Seeing any rally following what happened in Europe today is ridiculous from a fundamental standpoint:

The 10 year Spanish bond remains in a virtual free fall as the bond market continues to sell off their debt in an attempt to force the EU's to play it's hand when it comes to a Spanish bailout:

I don't see this sell off ending anytime soon until Spain and Portugal are dealt with by the EU,IMF, or the ECB.  The problem of course is Spain.  If they go down we are all in deep trouble.  Their economy is larger than Greece, Portugal, and Ireland COMBINED.

Good luck backstopping that!

Here is something else that is beginning to worry me.  Below is a chart of oil prices:

One must ask themselves why oil is surging as the dollar continues to strengthen?  We all saw what happened to the consumer in 2008 when oil started getting up close to $100.
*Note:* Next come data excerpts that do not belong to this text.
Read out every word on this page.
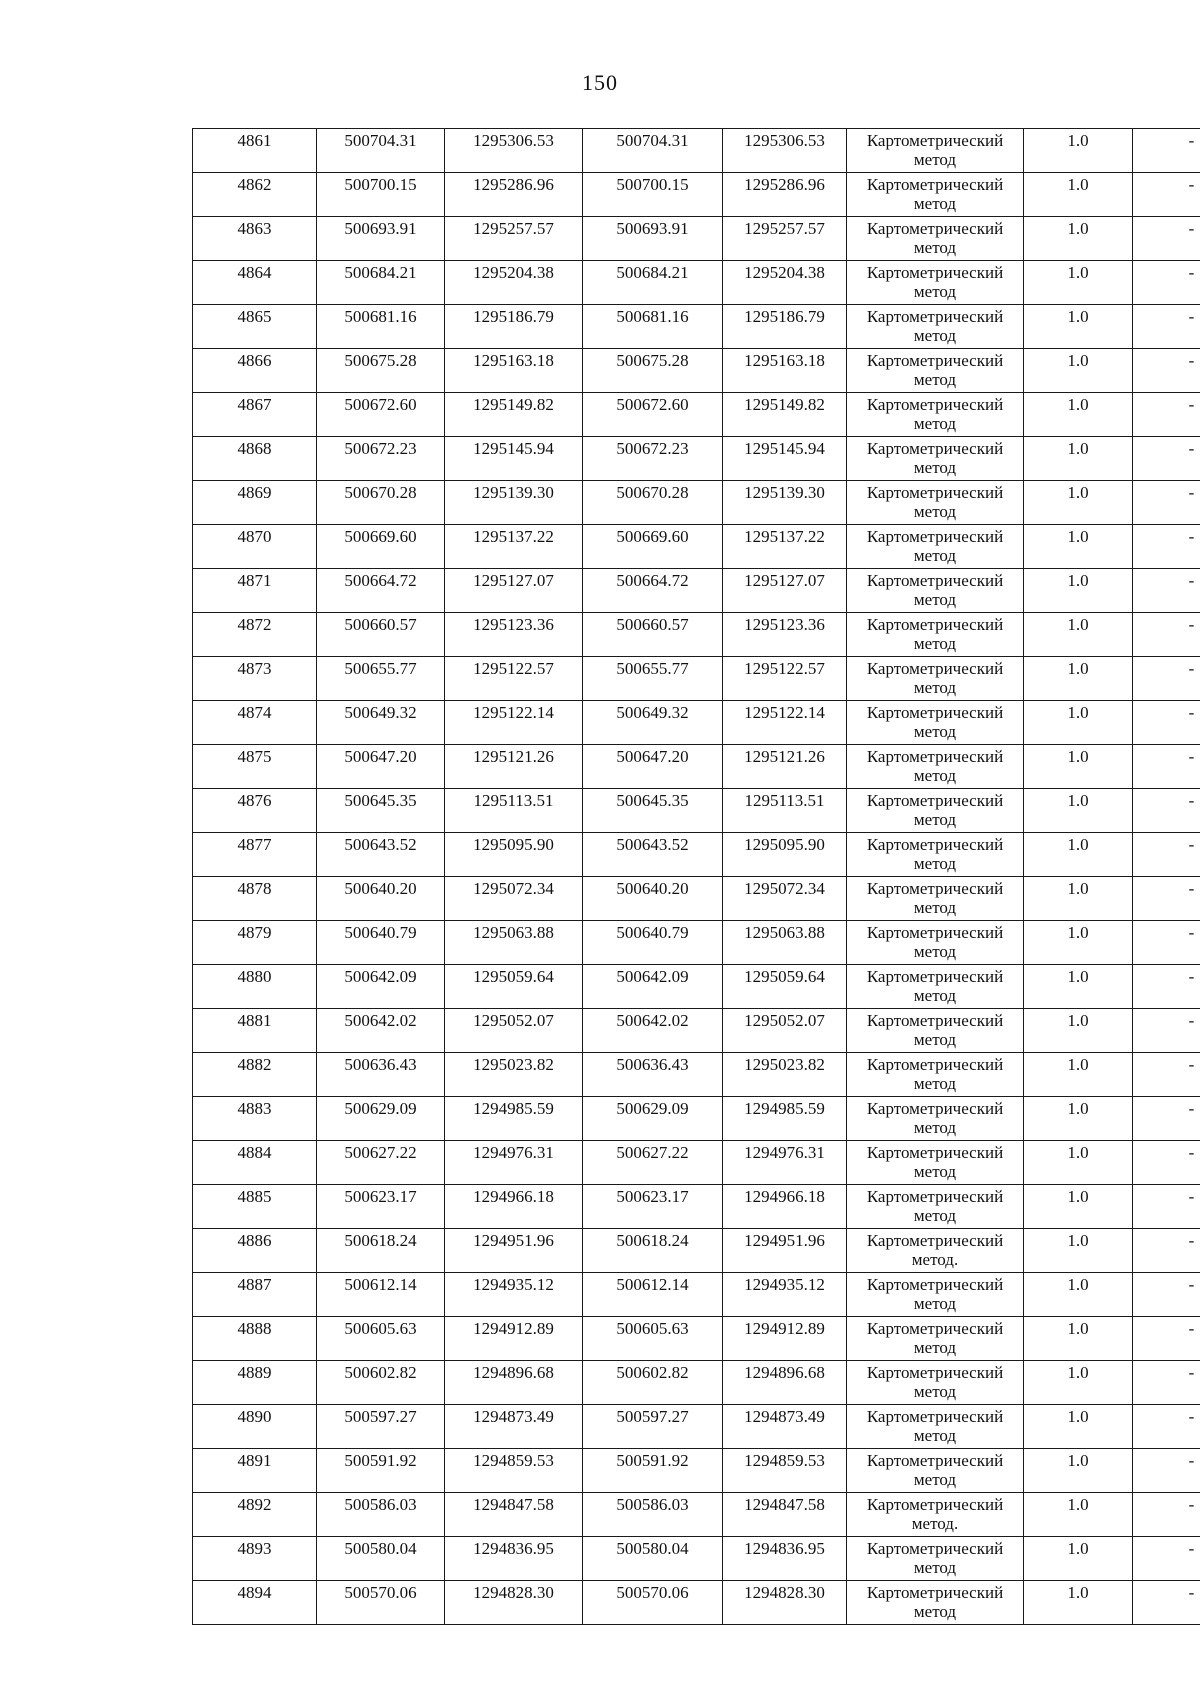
150
4861	500704.31	1295306.53	500704.31	1295306.53	Картометрический метод	1.0	-
4862	500700.15	1295286.96	500700.15	1295286.96	Картометрический метод	1.0	-
4863	500693.91	1295257.57	500693.91	1295257.57	Картометрический метод	1.0	-
4864	500684.21	1295204.38	500684.21	1295204.38	Картометрический метод	1.0	-
4865	500681.16	1295186.79	500681.16	1295186.79	Картометрический метод	1.0	-
4866	500675.28	1295163.18	500675.28	1295163.18	Картометрический метод	1.0	-
4867	500672.60	1295149.82	500672.60	1295149.82	Картометрический метод	1.0	-
4868	500672.23	1295145.94	500672.23	1295145.94	Картометрический метод	1.0	-
4869	500670.28	1295139.30	500670.28	1295139.30	Картометрический метод	1.0	-
4870	500669.60	1295137.22	500669.60	1295137.22	Картометрический метод	1.0	-
4871	500664.72	1295127.07	500664.72	1295127.07	Картометрический метод	1.0	-
4872	500660.57	1295123.36	500660.57	1295123.36	Картометрический метод	1.0	-
4873	500655.77	1295122.57	500655.77	1295122.57	Картометрический метод	1.0	-
4874	500649.32	1295122.14	500649.32	1295122.14	Картометрический метод	1.0	-
4875	500647.20	1295121.26	500647.20	1295121.26	Картометрический метод	1.0	-
4876	500645.35	1295113.51	500645.35	1295113.51	Картометрический метод	1.0	-
4877	500643.52	1295095.90	500643.52	1295095.90	Картометрический метод	1.0	-
4878	500640.20	1295072.34	500640.20	1295072.34	Картометрический метод	1.0	-
4879	500640.79	1295063.88	500640.79	1295063.88	Картометрический метод	1.0	-
4880	500642.09	1295059.64	500642.09	1295059.64	Картометрический метод	1.0	-
4881	500642.02	1295052.07	500642.02	1295052.07	Картометрический метод	1.0	-
4882	500636.43	1295023.82	500636.43	1295023.82	Картометрический метод	1.0	-
4883	500629.09	1294985.59	500629.09	1294985.59	Картометрический метод	1.0	-
4884	500627.22	1294976.31	500627.22	1294976.31	Картометрический метод	1.0	-
4885	500623.17	1294966.18	500623.17	1294966.18	Картометрический метод	1.0	-
4886	500618.24	1294951.96	500618.24	1294951.96	Картометрический метод.	1.0	-
4887	500612.14	1294935.12	500612.14	1294935.12	Картометрический метод	1.0	-
4888	500605.63	1294912.89	500605.63	1294912.89	Картометрический метод	1.0	-
4889	500602.82	1294896.68	500602.82	1294896.68	Картометрический метод	1.0	-
4890	500597.27	1294873.49	500597.27	1294873.49	Картометрический метод	1.0	-
4891	500591.92	1294859.53	500591.92	1294859.53	Картометрический метод	1.0	-
4892	500586.03	1294847.58	500586.03	1294847.58	Картометрический метод.	1.0	-
4893	500580.04	1294836.95	500580.04	1294836.95	Картометрический метод	1.0	-
4894	500570.06	1294828.30	500570.06	1294828.30	Картометрический метод	1.0	-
Gas was once again over $3 a gallon when I filled up today.   Oil might become the Grinch that stole Christmas if this trend continues.

The Bottom Line

The market continues to become more and more erratic.  I have zero confidence in what is going on at this point.  All of the POMO funny money and zero interest rates have turned the markets into a chaotic mess.

Europe is an absolute disaster.  Keep in mind that Ireland has to get their budget approved next week by the countries Parliament.  You can be assured that there will be angry masses that will attempt to get this bailout blocked.

The Irish realize that this is a bailout for the bankers and not Ireland that they are being forced to pay for.  The Irish have a history of violence when they feel they are getting screwed. Stay tuned on this one.

Keep an eye on Spain and Portugal the rest of the week.  The way I see it, the Irish bailout will settle things for days or perhaps a few weeks before the rest of the PIIGS have to be addressed.

I'll end this with an excellent video that discusses this very topic:


ManHands said...

"The way I see it, once the buying got started, it triggered a series of buy orders by the robots who are all basically programmed to look for the same price action."

Im telling ya - just like the flash crash we had in june, we very easily could have a flash spike. Neither one is real so long as the robots are in charge!

Jeff said...


I agree.

I just can't touch a market that trades like this to any large extent.